Matt Kruse Calendar Arbitrary Command Execution Vulnerability
Released May 16, 2000
Affects Matt Kruse Calendar Script 2.2
Reference http://www.securityfocus.com/bid/1215
Problem
- There are two components of this package, calendar-admin.pl and calendar.pl. Calendar-admin.pl
calls open() with user-input in the command string but does not parse the input for
metacharacters. It is therefore possible to execute arbitrary commands on the target host by
passing "|shell command|" as one value of the "configuration file" field.

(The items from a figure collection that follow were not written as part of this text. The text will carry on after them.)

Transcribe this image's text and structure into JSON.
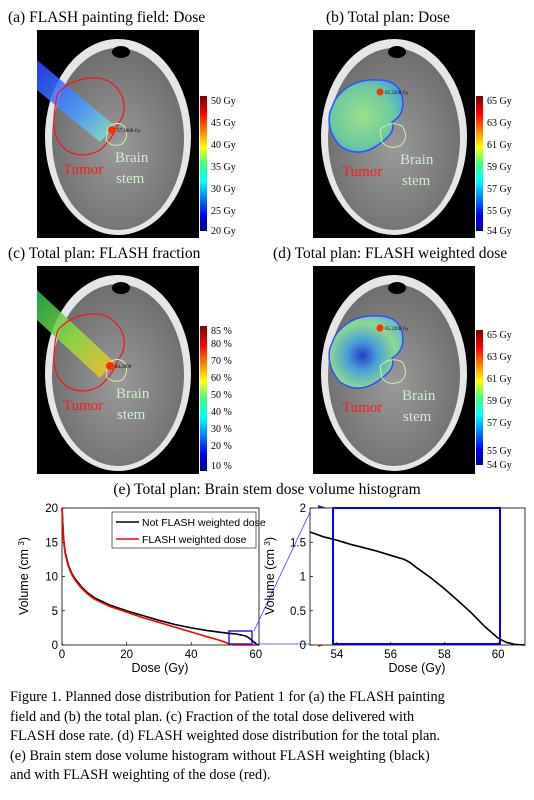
{
  "panels": [
    {
      "title": "(a) FLASH painting field: Dose",
      "colorbar_labels": [
        "50 Gy",
        "45 Gy",
        "40 Gy",
        "35 Gy",
        "30 Gy",
        "25 Gy",
        "20 Gy"
      ],
      "point_label": "57.3868 Gy",
      "tumor_label": "Tumor",
      "stem_label_1": "Brain",
      "stem_label_2": "stem"
    },
    {
      "title": "(b) Total plan: Dose",
      "colorbar_labels": [
        "65 Gy",
        "63 Gy",
        "61 Gy",
        "59 Gy",
        "57 Gy",
        "55 Gy",
        "54 Gy"
      ],
      "point_label": "65.2208 Gy",
      "tumor_label": "Tumor",
      "stem_label_1": "Brain",
      "stem_label_2": "stem"
    },
    {
      "title": "(c) Total plan: FLASH fraction",
      "colorbar_labels": [
        "85 %",
        "80 %",
        "70 %",
        "60 %",
        "50 %",
        "40 %",
        "30 %",
        "20 %",
        "10 %"
      ],
      "point_label": "84.2809",
      "tumor_label": "Tumor",
      "stem_label_1": "Brain",
      "stem_label_2": "stem"
    },
    {
      "title": "(d) Total plan: FLASH weighted dose",
      "colorbar_labels": [
        "65 Gy",
        "63 Gy",
        "61 Gy",
        "59 Gy",
        "57 Gy",
        "55 Gy",
        "54 Gy"
      ],
      "point_label": "65.2208 Gy",
      "tumor_label": "Tumor",
      "stem_label_1": "Brain",
      "stem_label_2": "stem"
    }
  ],
  "histogram_title": "(e) Total plan: Brain stem dose volume histogram",
  "chart_data": [
    {
      "type": "line",
      "xlabel": "Dose (Gy)",
      "ylabel": "Volume (cm3)",
      "xlim": [
        0,
        61
      ],
      "ylim": [
        0,
        20
      ],
      "xticks": [
        "0",
        "20",
        "40",
        "60"
      ],
      "yticks": [
        "0",
        "5",
        "10",
        "15",
        "20"
      ],
      "legend_position": "top-right",
      "series": [
        {
          "name": "Not FLASH weighted dose",
          "color": "#000000",
          "x": [
            0,
            0.5,
            1,
            2,
            3,
            4,
            6,
            8,
            10,
            15,
            20,
            25,
            30,
            35,
            40,
            45,
            50,
            52,
            54,
            55,
            56,
            57,
            58,
            59,
            60,
            60.5,
            61
          ],
          "y": [
            20,
            15.5,
            13.5,
            11.6,
            10.5,
            9.7,
            8.5,
            7.6,
            6.9,
            5.8,
            5.0,
            4.3,
            3.6,
            3.0,
            2.5,
            2.1,
            1.8,
            1.7,
            1.6,
            1.5,
            1.4,
            1.3,
            1.0,
            0.6,
            0.2,
            0.05,
            0
          ]
        },
        {
          "name": "FLASH weighted dose",
          "color": "#ff0000",
          "x": [
            0,
            0.5,
            1,
            2,
            3,
            4,
            6,
            8,
            10,
            15,
            20,
            25,
            30,
            35,
            40,
            45,
            48,
            50,
            51,
            52,
            53,
            54,
            60
          ],
          "y": [
            20,
            15.2,
            13.3,
            11.4,
            10.3,
            9.5,
            8.3,
            7.4,
            6.7,
            5.6,
            4.8,
            4.0,
            3.3,
            2.6,
            1.9,
            1.2,
            0.8,
            0.5,
            0.3,
            0.1,
            0.02,
            0,
            0
          ]
        }
      ]
    },
    {
      "type": "line",
      "xlabel": "Dose (Gy)",
      "ylabel": "Volume (cm3)",
      "xlim": [
        53,
        61
      ],
      "ylim": [
        0,
        2
      ],
      "xticks": [
        "54",
        "56",
        "58",
        "60"
      ],
      "yticks": [
        "0",
        "0.5",
        "1",
        "1.5",
        "2"
      ],
      "series": [
        {
          "name": "Not FLASH weighted dose",
          "color": "#000000",
          "x": [
            53,
            53.5,
            54,
            54.5,
            55,
            55.5,
            56,
            56.5,
            56.7,
            57,
            57.5,
            58,
            58.5,
            59,
            59.5,
            60,
            60.3,
            60.6,
            61
          ],
          "y": [
            1.65,
            1.58,
            1.53,
            1.47,
            1.42,
            1.37,
            1.31,
            1.25,
            1.21,
            1.12,
            0.98,
            0.82,
            0.65,
            0.47,
            0.27,
            0.1,
            0.04,
            0.01,
            0
          ]
        }
      ]
    }
  ],
  "caption_lines": [
    "Figure 1. Planned dose distribution for Patient 1 for (a) the FLASH painting",
    "field and (b) the total plan. (c) Fraction of the total dose delivered with",
    "FLASH dose rate. (d) FLASH weighted dose distribution for the total plan.",
    "(e) Brain stem dose volume histogram without FLASH weighting (black)",
    "and with FLASH weighting of the dose (red)."
  ]
}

- The shell that is spawned with the open() call will then execute those commands with the uid of
the webserver. This can result in remote access to the system for the attacker. Calendar.pl is
vulnerable to a similar attack.
SAFER
- New version of Calendar is available.
Netopia DSL Router Vulnerability
Released May 16, 2000
Affects Netopia R-series routers 4.6.2
Reference http://www.securityfocus.com/bid/1177
Problem
- All R-series platforms with firmware between 4.3.8 and 4.6.2 (inclusive) allow users who already
have access to the router to modify SNMP tables which they should not be able to access. The
router has a command-line mode that is reached by typing control-N after the user has passed the
initial login test.
- At the "#" prompt one can then do most management of the device. This includes the setting of
SNMP community strings in spite of the limitation imposed by the administrator.
SAFER
- Download version 4.6.3 of the firmware.